All politics is local

Colonial governments were never really interested in involving people in decision making. Their principle was divide and rule. They did their best to monopolise executive power in the capital city, passed laws at whim and relied on a compliant judiciary. To the extent that they let indigenous people participate in public affairs, they were co-opting local elites, in order to exert power more effectively.
Traffic jam in Manila. Mark Edwards/Lineair Traffic jam in Manila.

Centralised governance with an over-assertive executive is a destructive legacy of colonial times. Typically, a new elite took over the state apparatus after independence, neither accepting the checks and balances that go along with the separating branches of government, nor devolving powers to sub-national levels. All too often, the post-colonial state was merely the colonial state under a new leadership. Democracy is something different.

Europe and North America have long histories of municipal self-administration. Cities are not under the remote control of national governments. Centralised France used to be an exception, but even   it has increasingly devolved authority to sub-national levels. 

Municipal and regional self-administration serve many purposes. Authorities become more accountable the closer they are to the people. Societal challenges, moreover, are first felt at the local level. This is where social movements emerge and protests erupt. Society is experienced for real in towns and villages, whereas abstract principles often guide big centralised bureaucracies. Another thing is that local policy making can give scope to more political diversity. Minorities that are tiny in the national context, can gain impressive influence in municipal affairs. The American saying that “all politics is local” summarises these points nicely.

It is difficult to design a constitutional order in a way that will facilitate effective sub-national levels of government. Jurisdictions need to be defined carefully. Funding must be made available. If a mayor and a municipal council are to perform town planning well, moreover, they will have to command some kind of expertise. 

Appropriate decentralisation of government powers will always require careful consideration. Some overlap of jurisdictions is inevitable, and so are squabbles over public finance. Trade-offs must be accepted. If the police, for instance, is run by sub-national governments, it becomes more difficult to manage nation-wide police operations. In such cases, the question is not: “What is perfect in every imaginable situation?” The real issue is to find an arrangement that works satisfyingly in most places most of the time.

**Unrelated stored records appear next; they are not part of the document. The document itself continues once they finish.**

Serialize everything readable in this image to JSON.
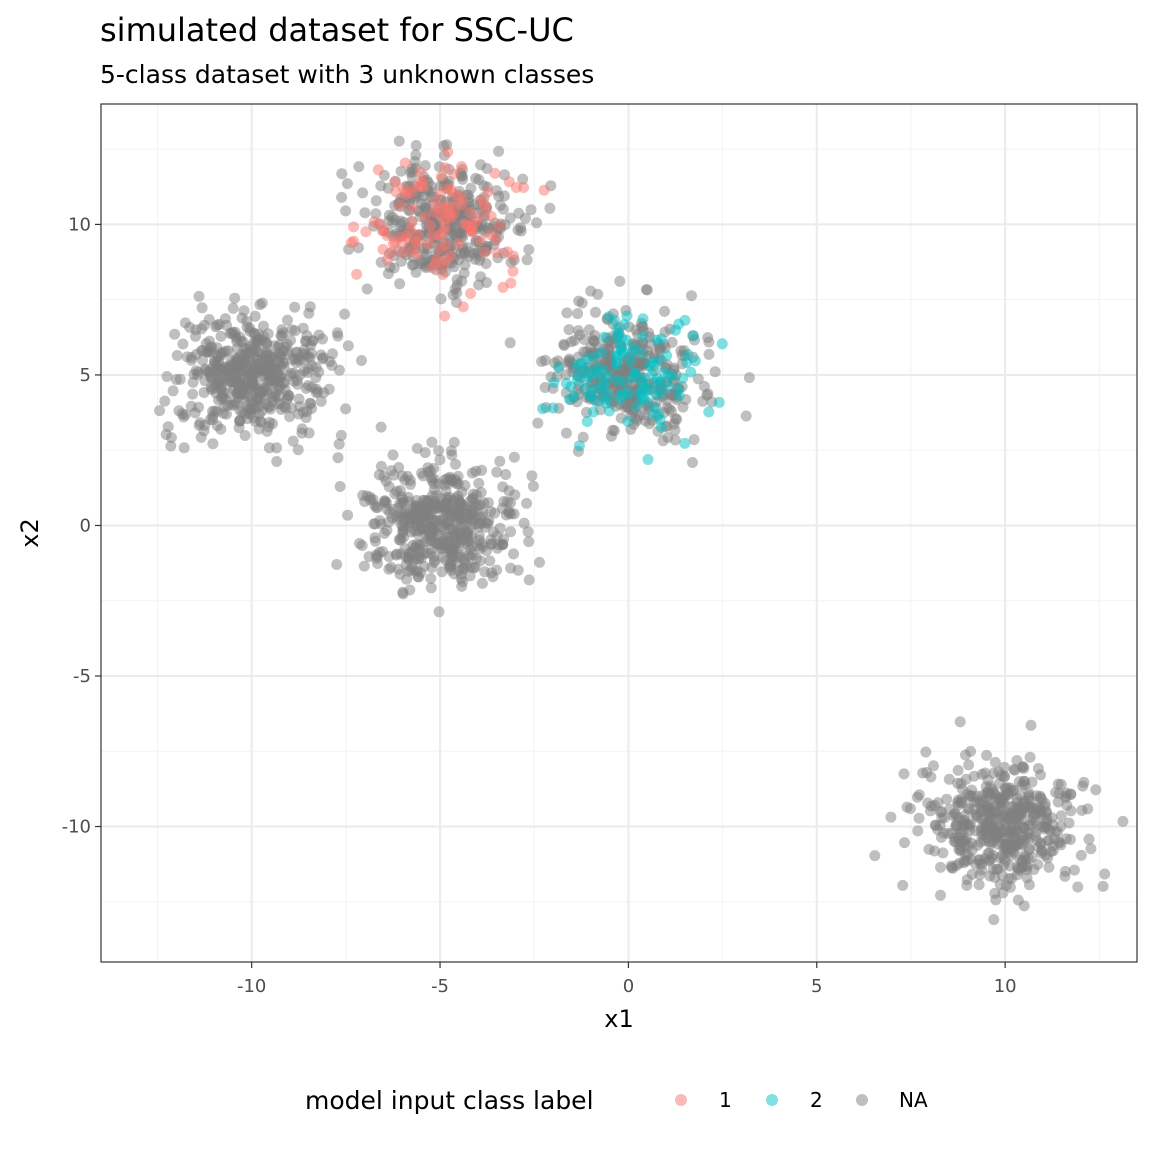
{
  "chart_data": {
    "type": "scatter",
    "title": "simulated dataset for SSC-UC",
    "subtitle": "5-class dataset with 3 unknown classes",
    "xlabel": "x1",
    "ylabel": "x2",
    "xlim": [
      -14,
      13.5
    ],
    "ylim": [
      -14.5,
      14
    ],
    "xticks": [
      -10,
      -5,
      0,
      5,
      10
    ],
    "yticks": [
      10,
      5,
      0,
      -5,
      -10
    ],
    "xtick_labels": [
      "-10",
      "-5",
      "0",
      "5",
      "10"
    ],
    "ytick_labels": [
      "10",
      "5",
      "0",
      "-5",
      "-10"
    ],
    "grid": true,
    "legend_position": "bottom",
    "legend": {
      "title": "model input class label",
      "entries": [
        {
          "label": "1",
          "color": "#F8766D"
        },
        {
          "label": "2",
          "color": "#00BFC4"
        },
        {
          "label": "NA",
          "color": "#7F7F7F"
        }
      ]
    },
    "series": [
      {
        "name": "NA",
        "color": "#7F7F7F",
        "clusters": [
          {
            "center": [
              -5.0,
              10.0
            ],
            "sd": 1.0,
            "count": 380
          },
          {
            "center": [
              -10.0,
              5.0
            ],
            "sd": 1.0,
            "count": 500
          },
          {
            "center": [
              0.0,
              5.0
            ],
            "sd": 1.0,
            "count": 380
          },
          {
            "center": [
              -5.0,
              0.0
            ],
            "sd": 1.0,
            "count": 500
          },
          {
            "center": [
              10.0,
              -10.0
            ],
            "sd": 1.0,
            "count": 500
          }
        ]
      },
      {
        "name": "1",
        "color": "#F8766D",
        "clusters": [
          {
            "center": [
              -5.0,
              10.0
            ],
            "sd": 1.0,
            "count": 120
          }
        ]
      },
      {
        "name": "2",
        "color": "#00BFC4",
        "clusters": [
          {
            "center": [
              0.0,
              5.0
            ],
            "sd": 1.0,
            "count": 120
          }
        ]
      }
    ]
  }
}
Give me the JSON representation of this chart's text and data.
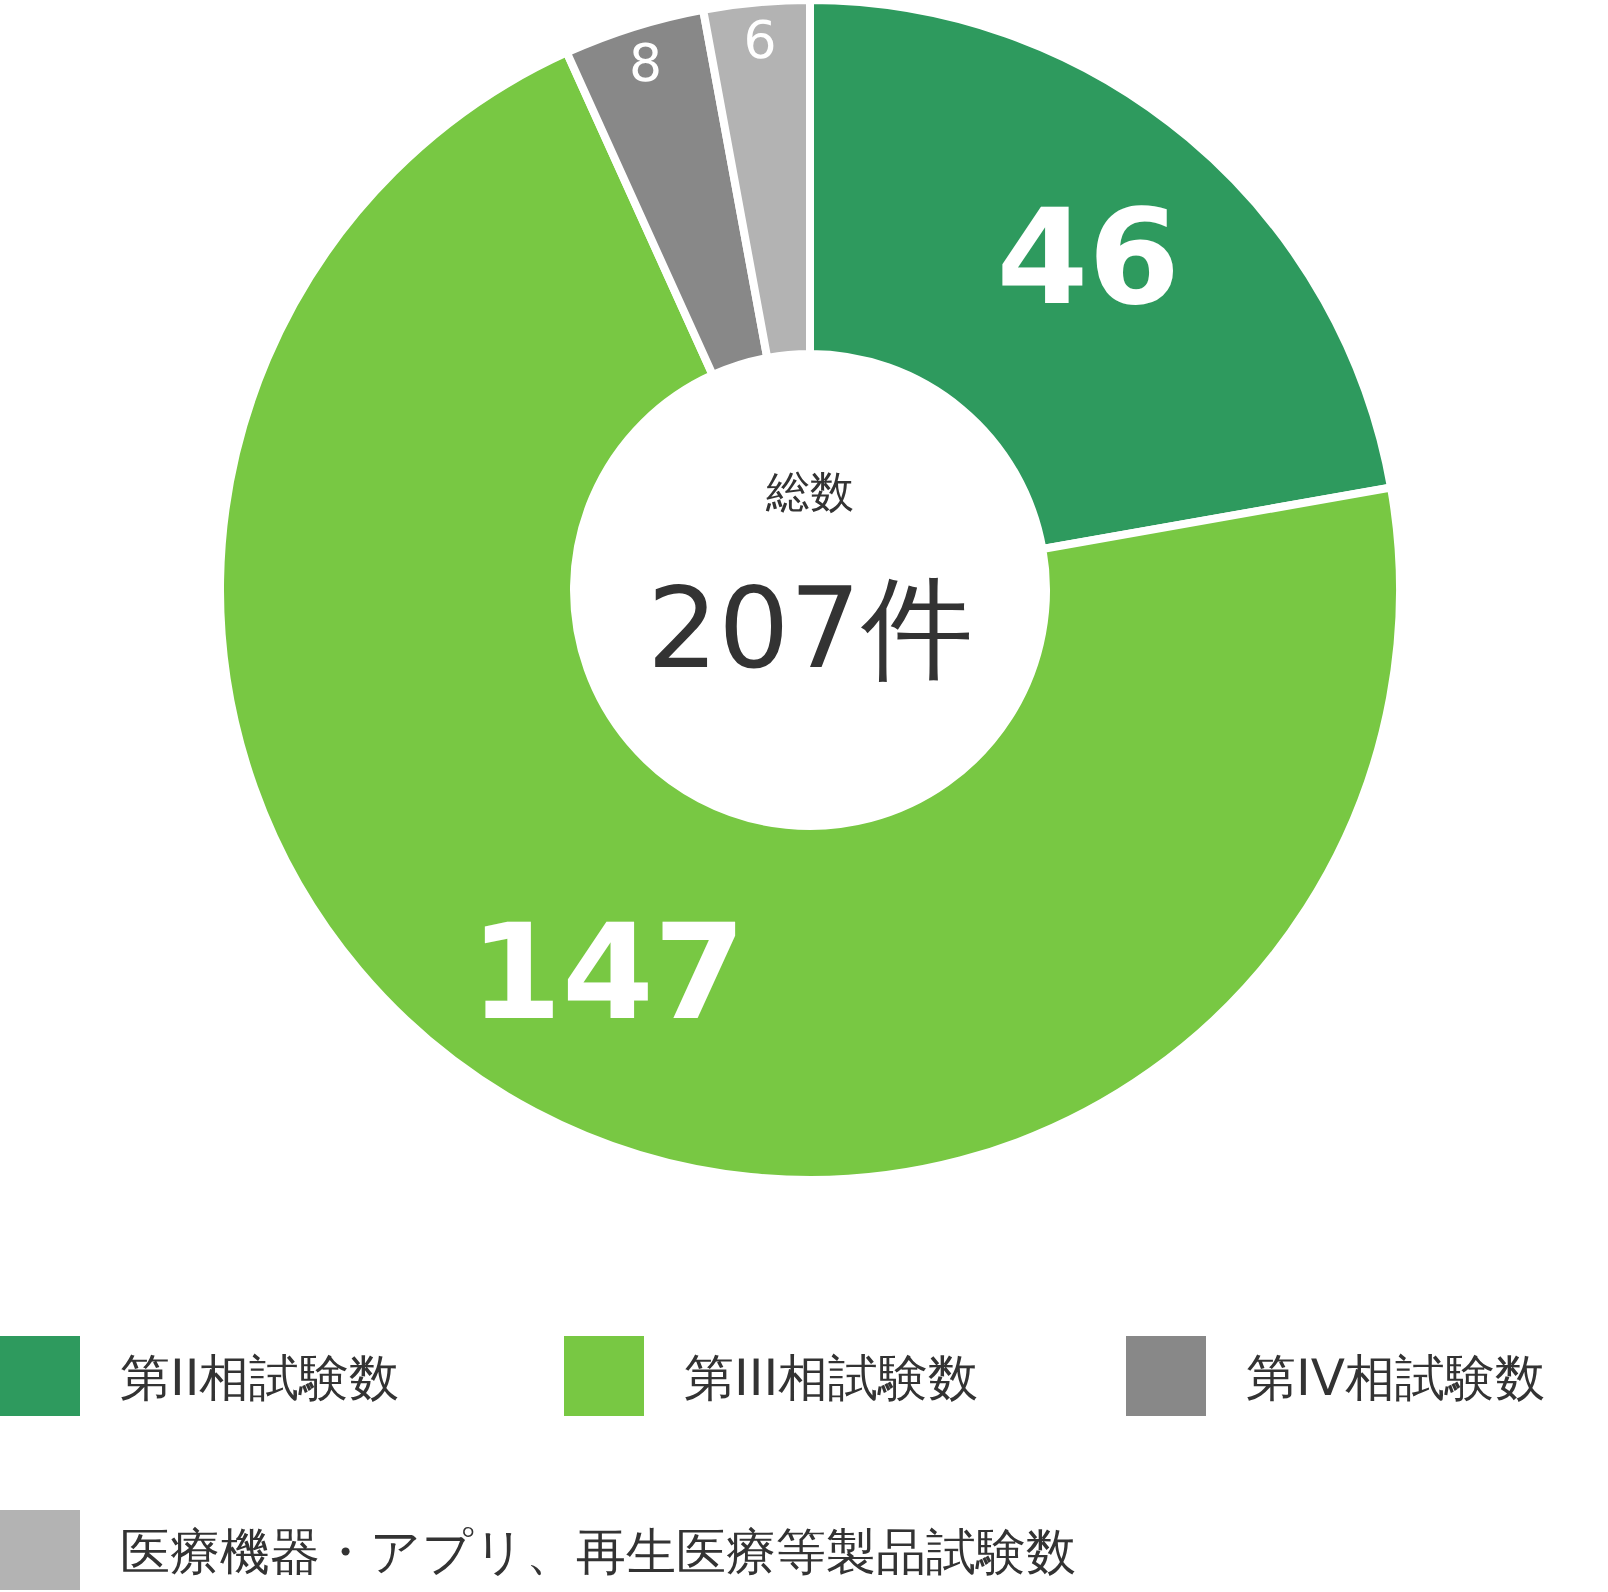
{
  "chart_data": {
    "type": "donut",
    "categories": [
      "第II相試験数",
      "第III相試験数",
      "第IV相試験数",
      "医療機器・アプリ、再生医療等製品試験数"
    ],
    "values": [
      46,
      147,
      8,
      6
    ],
    "colors": [
      "#2e9a5e",
      "#78c843",
      "#888888",
      "#b3b3b3"
    ],
    "data_labels": true,
    "legend": "bottom",
    "annotations": [
      "総数",
      "207件"
    ]
  }
}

Typically, that will not be the centralisation of powers, but an intelligent separation of national and sub-national jurisdictions.

The tragedy of post-colonial over-centralisation is it does not serve the people well, but it does help those in power to stay in power. Centralism does not facilitate the kind of stability that good governance brings about, while it does support a sense of order and security. Co-option and accommodation of various social forces continue as they did under colonial rule, but lots of public grievances continue untackled. 

No, devolving powers from the national level is nothing trivial. It is a huge challenge. It deepens democracy and makes societies more stable in the long run. Blaming the former colonial powers for sub-optimal centralisation does not help. Constitutional orders, after all, can be reformed.